Chen, Meng, Chen, Lei
Analytical methods 2018 v.10 no.13 pp. 1538-1546
Fourier transform infrared spectroscopy, carbohydrates, carbon, crosslinking, durability, honey, hydrolysis, hydrophilic interaction chromatography, ion exchange chromatography, models, nuclear magnetic resonance spectroscopy, silica, silicon, solvents, stable isotopes, toluene, vapors
A novel bistrimethoxysilylethane hydrolysis aminopropyltrimethoxysilane (BTME-H-APS) silica stationary phase was prepared through a three-step vapour deposition method. Compared to the toluene bonding method, the vapour deposition route has the benefits of lower organic solvent consumption and easy process controlling. The structure of the hybrid modified silica substrate was characterized by Fourier transform infrared spectroscopy and solid-state ¹³C CP/MAS NMR. Following elemental analysis, the surface density of the amine group was calculated at 3.44 μmol m⁻², which is similar to the value of the commercial amine phase. The BTME-H-APS stationary phase exhibited a higher hydrothermal stability and longer service life at high alkaline conditions, due to the relative higher carbon loading and cross-linking degree of the BTME-H-APS phase, which was confirmed by the solid-state ²⁹Si NMR analysis.
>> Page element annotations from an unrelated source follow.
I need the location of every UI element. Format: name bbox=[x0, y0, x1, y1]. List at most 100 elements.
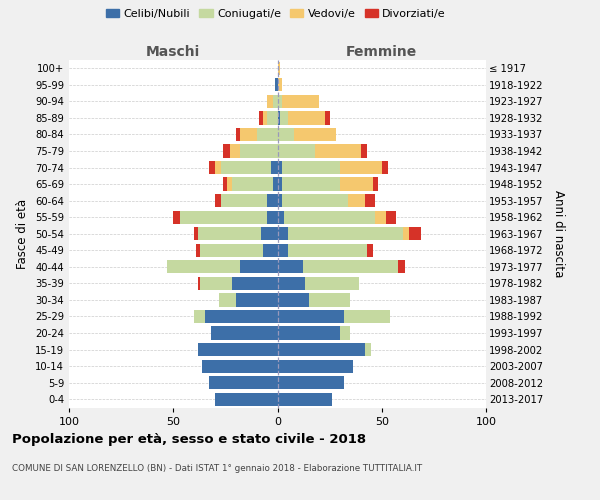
Bar bbox=[361, 144, 367, 158]
Bar bbox=[373, 178, 377, 190]
Bar bbox=[349, 194, 365, 207]
Bar bbox=[211, 326, 277, 340]
Bar bbox=[232, 178, 274, 190]
Bar bbox=[223, 178, 227, 190]
Bar bbox=[277, 128, 294, 141]
Legend: Celibi/Nubili, Coniugati/e, Vedovi/e, Divorziati/e: Celibi/Nubili, Coniugati/e, Vedovi/e, Di… bbox=[101, 4, 451, 24]
Bar bbox=[236, 128, 240, 141]
Bar bbox=[281, 178, 340, 190]
Bar bbox=[221, 194, 267, 207]
Bar bbox=[240, 144, 277, 158]
Bar bbox=[277, 360, 353, 373]
Text: Maschi: Maschi bbox=[146, 45, 200, 59]
Bar bbox=[277, 210, 284, 224]
Bar bbox=[215, 161, 221, 174]
Bar bbox=[200, 277, 232, 290]
Bar bbox=[230, 144, 240, 158]
Bar bbox=[305, 277, 359, 290]
Bar bbox=[340, 178, 373, 190]
Bar bbox=[277, 343, 365, 356]
Bar bbox=[277, 392, 332, 406]
Bar bbox=[277, 95, 281, 108]
Bar bbox=[267, 112, 277, 124]
Bar bbox=[277, 161, 281, 174]
Bar bbox=[294, 128, 336, 141]
Bar bbox=[267, 95, 274, 108]
Bar bbox=[277, 144, 315, 158]
Bar bbox=[205, 310, 277, 323]
Bar bbox=[259, 112, 263, 124]
Bar bbox=[240, 260, 277, 274]
Bar bbox=[277, 227, 288, 240]
Bar bbox=[325, 112, 329, 124]
Bar bbox=[215, 392, 277, 406]
Bar bbox=[288, 227, 403, 240]
Bar bbox=[409, 227, 421, 240]
Bar bbox=[198, 277, 200, 290]
Bar bbox=[267, 210, 277, 224]
Bar bbox=[365, 343, 371, 356]
Bar bbox=[179, 210, 267, 224]
Bar bbox=[398, 260, 404, 274]
Bar bbox=[240, 128, 257, 141]
Bar bbox=[223, 144, 230, 158]
Bar bbox=[263, 244, 277, 257]
Y-axis label: Fasce di età: Fasce di età bbox=[16, 198, 29, 269]
Bar bbox=[344, 310, 390, 323]
Bar bbox=[227, 178, 232, 190]
Bar bbox=[277, 310, 344, 323]
Bar bbox=[277, 326, 340, 340]
Bar bbox=[281, 194, 349, 207]
Bar bbox=[194, 227, 198, 240]
Bar bbox=[277, 260, 302, 274]
Bar bbox=[232, 277, 277, 290]
Bar bbox=[277, 112, 280, 124]
Bar bbox=[275, 78, 277, 92]
Bar bbox=[340, 326, 350, 340]
Bar bbox=[202, 360, 277, 373]
Bar bbox=[367, 244, 373, 257]
Bar bbox=[274, 95, 277, 108]
Bar bbox=[196, 244, 200, 257]
Bar bbox=[277, 277, 305, 290]
Bar bbox=[209, 161, 215, 174]
Bar bbox=[277, 376, 344, 390]
Bar bbox=[219, 294, 236, 306]
Bar bbox=[257, 128, 277, 141]
Bar bbox=[340, 161, 382, 174]
Bar bbox=[198, 343, 277, 356]
Bar bbox=[215, 194, 221, 207]
Bar bbox=[277, 178, 281, 190]
Bar bbox=[274, 178, 277, 190]
Bar bbox=[198, 227, 261, 240]
Bar bbox=[382, 161, 388, 174]
Bar bbox=[403, 227, 409, 240]
Bar bbox=[281, 161, 340, 174]
Bar bbox=[309, 294, 350, 306]
Bar bbox=[277, 294, 309, 306]
Bar bbox=[284, 210, 376, 224]
Bar bbox=[277, 78, 281, 92]
Bar bbox=[221, 161, 271, 174]
Bar bbox=[386, 210, 397, 224]
Bar bbox=[200, 244, 263, 257]
Bar bbox=[167, 260, 240, 274]
Y-axis label: Anni di nascita: Anni di nascita bbox=[551, 190, 565, 278]
Bar bbox=[277, 244, 288, 257]
Bar bbox=[277, 194, 281, 207]
Bar bbox=[302, 260, 398, 274]
Bar bbox=[236, 294, 277, 306]
Bar bbox=[365, 194, 376, 207]
Bar bbox=[277, 62, 280, 75]
Bar bbox=[288, 112, 325, 124]
Bar bbox=[261, 227, 277, 240]
Text: COMUNE DI SAN LORENZELLO (BN) - Dati ISTAT 1° gennaio 2018 - Elaborazione TUTTIT: COMUNE DI SAN LORENZELLO (BN) - Dati IST… bbox=[12, 464, 422, 473]
Bar bbox=[376, 210, 386, 224]
Bar bbox=[267, 194, 277, 207]
Bar bbox=[194, 310, 205, 323]
Text: Femmine: Femmine bbox=[346, 45, 418, 59]
Text: Popolazione per età, sesso e stato civile - 2018: Popolazione per età, sesso e stato civil… bbox=[12, 432, 366, 446]
Bar bbox=[315, 144, 361, 158]
Bar bbox=[271, 161, 277, 174]
Bar bbox=[173, 210, 179, 224]
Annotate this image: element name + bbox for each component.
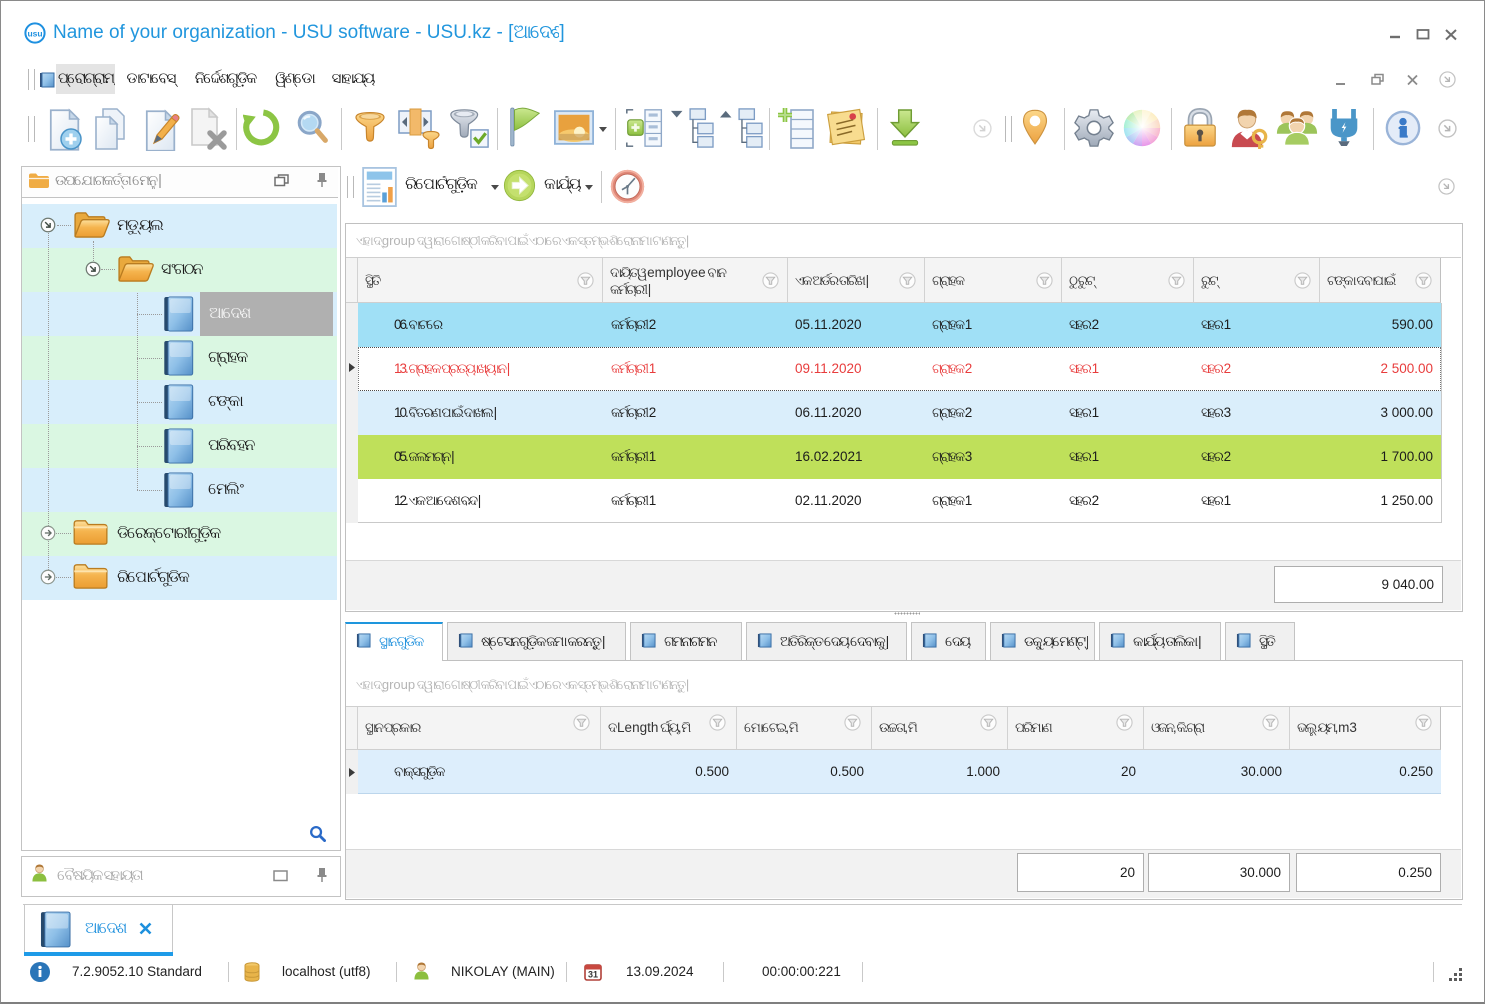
svg-text:usu: usu <box>27 29 42 39</box>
Then, the chromatographic evaluation demonstrated an equal, or even higher, separation ability in mixed-mode hydrophilic interaction liquid chromatography (HILIC)/reversed-phase liquid chromatography (RPLC), normal-phase liquid chromatography (NPLC) and ion-exchange chromatography (IEC) models on BTME-H-APS compared with a conventional amine column. The BTME-H-APS phase was successfully applied to the separation of carbohydrates in honey for authenticity identification. This bistrimethoxysilylethane hybrid organosilane method reported here can be further applied in the preparation of other stationary phases with increased hydrothermal stability.